I recently submitted a manuscript for a chapter to be published in an upcoming MLA anthology to be titled, Approaches to Teaching Writing in Prison. My article includes this description of what I call “the Great White Wall” surrounding Attica CF:

Those who come into contact with it cast their own emotional, moral, and political selves onto its face, and, like Ahab, “burst their hot heart’s shell upon it.”

One of the few requested changes I received was to add a citation. Now, I have read Moby Dick often enough that a lot of it is just swimming around in my brain, including that half sentence, and I silently yelled, “IT’S MOBY FREAKING DICK! FROM HELL’S HEART I STAB AT THEE!” But fine. I scanned the book shelves in two rooms of my house. Luckily, my years of bookstore service left me with a fine-tuned ability to find those particular needles, and I speedily located the copy of the book that I had in college. The quote is on p186 of the 1955 Penguin Classic Edition. Happy now?

I had a similar experience last semester, when reviewing a student paper that analyzed a certain scene from The Empire Strikes Back. I told the student to cite their source–primarily to encourage practice in citation, I suppose–but couldn’t help feeling that it was just another Moby Dick thing. I mean, IT’S FREAKING STAR WARS!

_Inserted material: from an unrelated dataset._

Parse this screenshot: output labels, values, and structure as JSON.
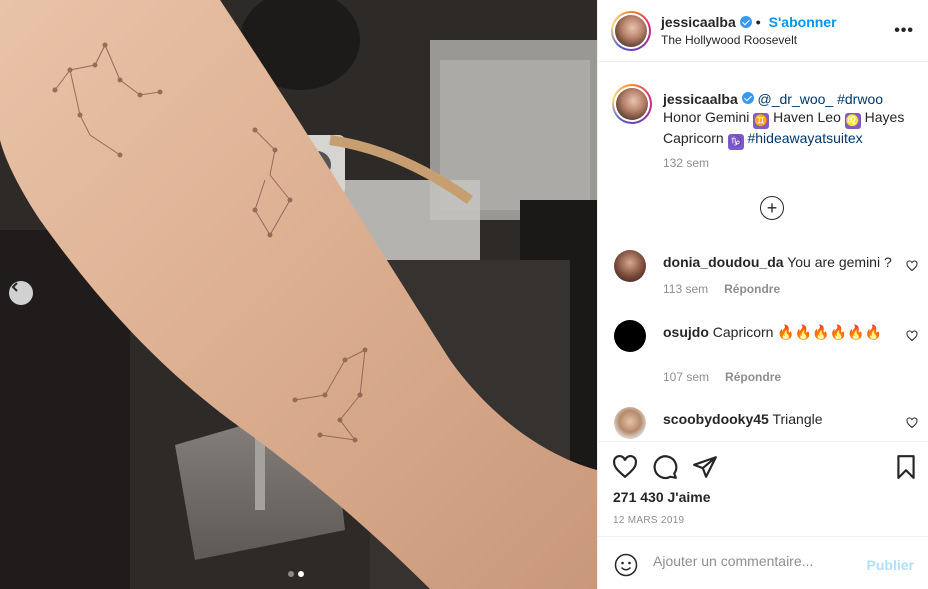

Of course, the student had no idea of the first time they had seen a movie that was released a quarter century before they were born, and the come-back I received is one of the greatest lines I ever heard in class:

“I don’t know. My head is just full of stuff that other people put there.”

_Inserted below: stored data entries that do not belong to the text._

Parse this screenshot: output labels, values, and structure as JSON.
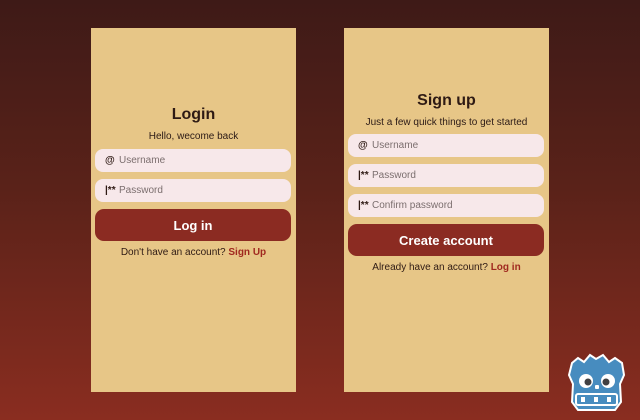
{
  "login": {
    "title": "Login",
    "subtitle": "Hello, wecome back",
    "username_placeholder": "Username",
    "password_placeholder": "Password",
    "submit_label": "Log in",
    "switch_prompt": "Don't have an account?",
    "switch_link": "Sign Up"
  },
  "signup": {
    "title": "Sign up",
    "subtitle": "Just a few quick things to get started",
    "username_placeholder": "Username",
    "password_placeholder": "Password",
    "confirm_placeholder": "Confirm password",
    "submit_label": "Create account",
    "switch_prompt": "Already have an account?",
    "switch_link": "Log in"
  },
  "icons": {
    "user": "@",
    "password": "|**"
  },
  "colors": {
    "panel": "#e7c687",
    "field": "#f7e8ea",
    "button": "#8b2b22",
    "link": "#a0281f",
    "logo_blue": "#478cbf"
  },
  "logo": {
    "name": "godot-logo-icon"
  }
}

To quote Charles Dickens, in The Pickwick Papers, “Volumes could not have said more.”

It’s common knowledge that George Lucas largely based Star Wars on Akira Kurosawa’s The Hidden Fortress, and that Kurosawa was influenced by American Westerns in, e.g., The Seven Samurai. It’s also the case that Chris Stapleton’s “Tennessee Whiskey” is Etta James’ “I’d Rather Go Blind,” i.e., another take on a classic blues riff known to have been invented by…whom, exactly? And that Ed Sheeran’s “Perfect” is the Righteous Brothers’ “Unchained Melody” which is Gerry & The Pacemakers’ “You’ll Never Walk Alone” which is basically Schubert’s “Ave Maria.”

There are, after all, only so many notes on the staff. And there are only seven basic plots, one being the Redemption Story, which means that Spider-Man: No Way Home is a Christmas film. (But that’s a post for another day…)

What is this thing called “common knowledge”? (See what I did there?) And when–if ever–does a cultural artifact achieve a status at once so vaunted and so lowly? Should it? I mean, if Star Wars isn’t common knowledge by now, what on earth is?